The propane tank is leaking. The propane tank is empty. The circuit breaker is sticking or not sticking. For more than 30 minutes - as one of the early arrivals at Harvard Cabin on a Friday evening in December when the external thermometer read 19F and the one inside the cabin read 10F – five others and I attempted to master lighting the massive heater.
The fact that the cooker in the kitchen wouldn’t light either re-enforced the no gas theory and brought fresh concerns. Yes, we could layer up, keep moving or simply go to bed in zero degree bags we were instructed to bring. Mine was only rated to 15F, but that wasn’t the problem on my mind. Cooking food and melting snow for water, now that was a problem, although we wouldn’t starve – not with a brewpub 10 minutes down the road.
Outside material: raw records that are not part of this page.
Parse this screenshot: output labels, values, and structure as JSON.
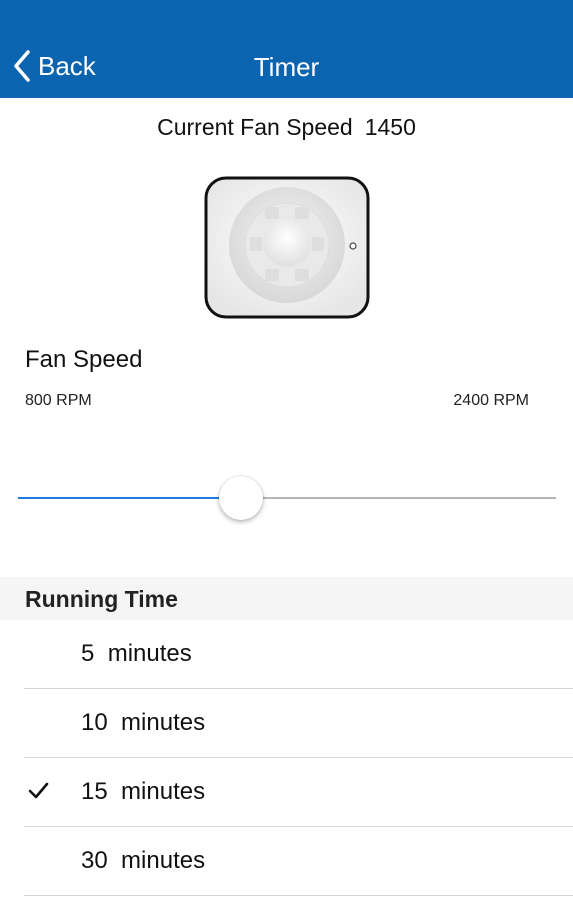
{
  "nav": {
    "back_label": "Back",
    "title": "Timer"
  },
  "status": {
    "current_speed_label": "Current Fan Speed",
    "current_speed_value": "1450"
  },
  "fan_speed": {
    "label": "Fan Speed",
    "min_label": "800 RPM",
    "max_label": "2400 RPM",
    "slider_fraction": 0.415
  },
  "running_time": {
    "title": "Running Time",
    "options": [
      {
        "value": "5",
        "unit": "minutes",
        "selected": false
      },
      {
        "value": "10",
        "unit": "minutes",
        "selected": false
      },
      {
        "value": "15",
        "unit": "minutes",
        "selected": true
      },
      {
        "value": "30",
        "unit": "minutes",
        "selected": false
      }
    ]
  },
  "colors": {
    "nav_bar": "#0a64b0",
    "slider_fill": "#1e7be2",
    "slider_track": "#b5b5b5"
  },
  "icons": {
    "back": "chevron-left-icon",
    "selected": "checkmark-icon",
    "fan": "extractor-fan-icon"
  }
}
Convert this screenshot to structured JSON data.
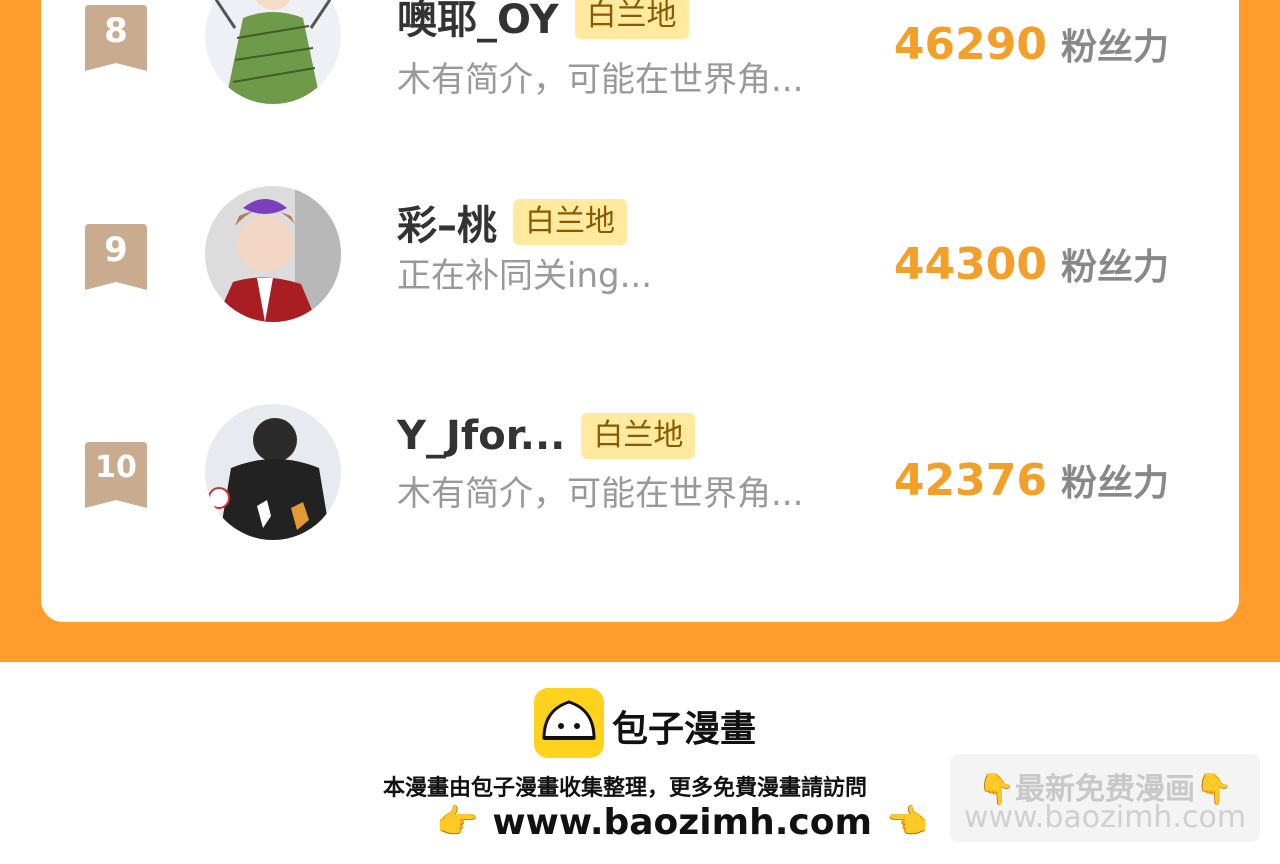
{
  "ranking": {
    "rows": [
      {
        "rank": "8",
        "name": "噢耶_OY",
        "tag": "白兰地",
        "bio": "木有简介，可能在世界角...",
        "fans": "46290",
        "fans_label": "粉丝力"
      },
      {
        "rank": "9",
        "name": "彩–桃",
        "tag": "白兰地",
        "bio": "正在补同关ing...",
        "fans": "44300",
        "fans_label": "粉丝力"
      },
      {
        "rank": "10",
        "name": "Y_Jfor...",
        "tag": "白兰地",
        "bio": "木有简介，可能在世界角...",
        "fans": "42376",
        "fans_label": "粉丝力"
      }
    ]
  },
  "footer": {
    "brand": "包子漫畫",
    "description": "本漫畫由包子漫畫收集整理，更多免費漫畫請訪問",
    "url": "www.baozimh.com",
    "pointer_left": "👉",
    "pointer_right": "👈"
  },
  "watermark": {
    "line1": "👇最新免费漫画👇",
    "line2": "www.baozimh.com"
  },
  "colors": {
    "accent": "#ff9c2b",
    "fans_number": "#f3a02a",
    "tag_bg": "#ffeaa0",
    "badge": "#c9ab90"
  }
}
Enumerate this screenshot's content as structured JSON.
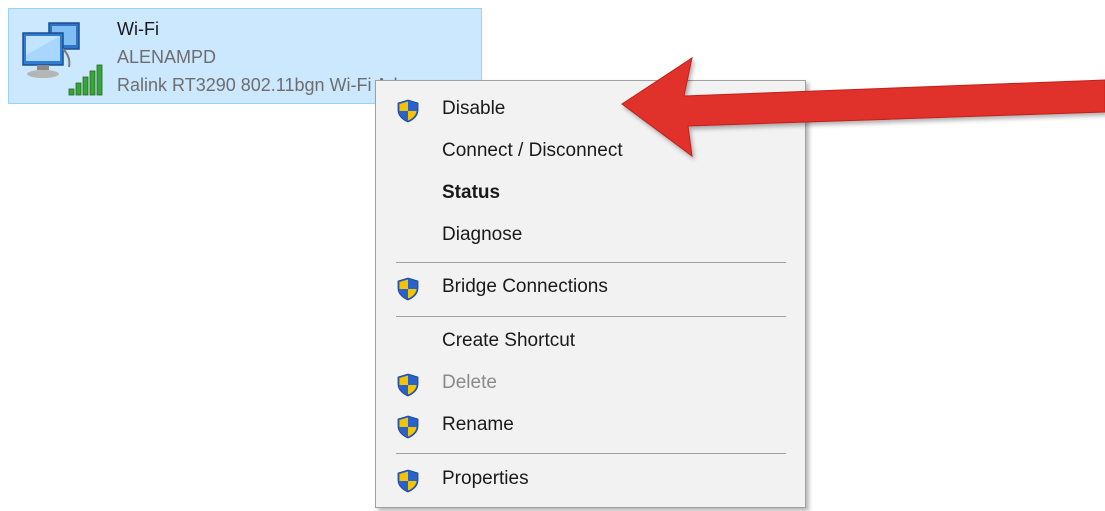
{
  "adapter": {
    "name": "Wi-Fi",
    "network": "ALENAMPD",
    "device": "Ralink RT3290 802.11bgn Wi-Fi Ad",
    "icon": "network-computer-icon",
    "signal_icon": "wifi-signal-bars-icon"
  },
  "context_menu": {
    "items": [
      {
        "label": "Disable",
        "icon": "uac-shield-icon"
      },
      {
        "label": "Connect / Disconnect"
      },
      {
        "label": "Status",
        "default": true
      },
      {
        "label": "Diagnose"
      },
      {
        "label": "Bridge Connections",
        "icon": "uac-shield-icon"
      },
      {
        "label": "Create Shortcut"
      },
      {
        "label": "Delete",
        "icon": "uac-shield-icon",
        "disabled": true
      },
      {
        "label": "Rename",
        "icon": "uac-shield-icon"
      },
      {
        "label": "Properties",
        "icon": "uac-shield-icon"
      }
    ]
  },
  "annotation": {
    "type": "arrow",
    "color": "#e0302a",
    "points_to": "Disable"
  },
  "colors": {
    "selection_bg": "#cce8ff",
    "selection_border": "#99d1ff",
    "menu_bg": "#f2f2f2",
    "shield_blue": "#2a62c9",
    "shield_yellow": "#f5c400",
    "signal_green": "#3aa33a"
  }
}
The heater instructions were long, but straightforward. All except the initial one that told of operating a switch above the breaker box. Now my definition of a breaker box is also straightforward. It is a box with breakers inside. There was no switch above it and so no switch was switched, making the execution of the next seven or eight steps meaningless.
Folks, the switch is IN the breaker box – above a bank of breakers. It is in itself a breaker and looks like the master switch of a normal breaker box.
I can’t remember who made the discovery, but I know I went to the cooker one more time, turned the knob, smelled gas and lit it. I went through similar steps with the heater and we were all set for the weekend.